En raison de sa plasticité, le cerveau se ré-agence en permanence. C’est une jungle grouillante où les cellules colonisent le moindre espace vacant.
Christian Marendaz
Professeur au laboratoire de psychologie et neuro-cognition de l’Université de Grenoble / CNRS.
En recherche d’économie, du maintien de son « homéostasie » (son équilibre) l’humain n’aime pas être déstabilisé. L’histoire raconte que c’est le plus souvent lorsqu’il y est contraint, qu’il fait évoluer ses pratiques et ses comportements.

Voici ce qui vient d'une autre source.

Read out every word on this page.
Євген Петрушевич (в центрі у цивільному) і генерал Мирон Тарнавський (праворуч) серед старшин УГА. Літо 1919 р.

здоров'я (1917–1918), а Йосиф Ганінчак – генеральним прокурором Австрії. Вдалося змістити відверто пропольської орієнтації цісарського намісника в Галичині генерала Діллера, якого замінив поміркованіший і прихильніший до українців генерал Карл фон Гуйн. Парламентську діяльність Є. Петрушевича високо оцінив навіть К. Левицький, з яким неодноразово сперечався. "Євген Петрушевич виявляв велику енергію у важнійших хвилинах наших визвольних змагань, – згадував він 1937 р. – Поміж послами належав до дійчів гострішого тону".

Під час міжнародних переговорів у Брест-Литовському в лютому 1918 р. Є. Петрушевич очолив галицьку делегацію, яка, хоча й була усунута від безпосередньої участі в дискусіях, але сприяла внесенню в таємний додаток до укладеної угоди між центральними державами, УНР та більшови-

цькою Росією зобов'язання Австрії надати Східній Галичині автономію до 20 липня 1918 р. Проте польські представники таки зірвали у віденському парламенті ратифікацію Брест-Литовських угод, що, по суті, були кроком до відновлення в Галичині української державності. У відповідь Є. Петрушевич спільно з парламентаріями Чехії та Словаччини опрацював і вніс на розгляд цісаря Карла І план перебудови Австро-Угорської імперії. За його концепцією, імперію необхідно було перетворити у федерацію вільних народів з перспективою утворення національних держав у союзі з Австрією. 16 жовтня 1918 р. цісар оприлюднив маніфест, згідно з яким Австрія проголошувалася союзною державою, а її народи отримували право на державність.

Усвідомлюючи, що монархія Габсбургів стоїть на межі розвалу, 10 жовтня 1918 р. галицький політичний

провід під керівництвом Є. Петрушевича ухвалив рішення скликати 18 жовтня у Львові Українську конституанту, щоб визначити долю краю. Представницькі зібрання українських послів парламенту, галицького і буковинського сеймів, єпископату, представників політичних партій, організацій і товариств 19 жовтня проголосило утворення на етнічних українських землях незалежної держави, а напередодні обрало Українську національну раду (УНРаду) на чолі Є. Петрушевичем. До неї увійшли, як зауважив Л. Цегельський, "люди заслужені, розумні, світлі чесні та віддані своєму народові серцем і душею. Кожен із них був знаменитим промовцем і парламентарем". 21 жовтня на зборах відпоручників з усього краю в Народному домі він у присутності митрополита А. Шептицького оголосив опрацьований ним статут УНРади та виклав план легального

Il est toujours plus facile et plus économique de faire ce que l’on connait déjà, même si cela n’est pas satisfaisant, plutôt que de se risquer à explorer de nouvelles pratiques. A l’inverse, tout changement va souvent être perçu comme une perte, un appauvrissement et au final une menace. Une menace qui pour être surmontée, transformée, nécessite une réadaptation du cerveau, ce qu’il sait très bien faire, mais à certaines conditions.
Cette élasticité neuronale, découverte par Geoffrey Raisman, semble liée à deux phénomènes, dont la mise en œuvre ne dépend que de nous-mêmes :
La curiosité et l’empathie !
C’est en 2020 que paraissent les premiers articles qui relient la plasticité neuronale de notre cerveau, à ses capacités à réagir aux stimulations, issues des troubles et lésions causées par des dépressions et des burnouts. Ces articles dévoilent que cette plasticité s’exerce grâce à cette extraordinaire hormone de la bonne humeur que l’on appelle la sérotonine.
Être de bonne humeur
nous permet de régénérer nos neurones en permanence !
On sait que le corps humain a besoin de se ressourcer, qu’il lui faut respecter pour cela des cycles : de sommeil, d’activités, d’introspection, de concentration, pour valoriser au mieux ses potentiels.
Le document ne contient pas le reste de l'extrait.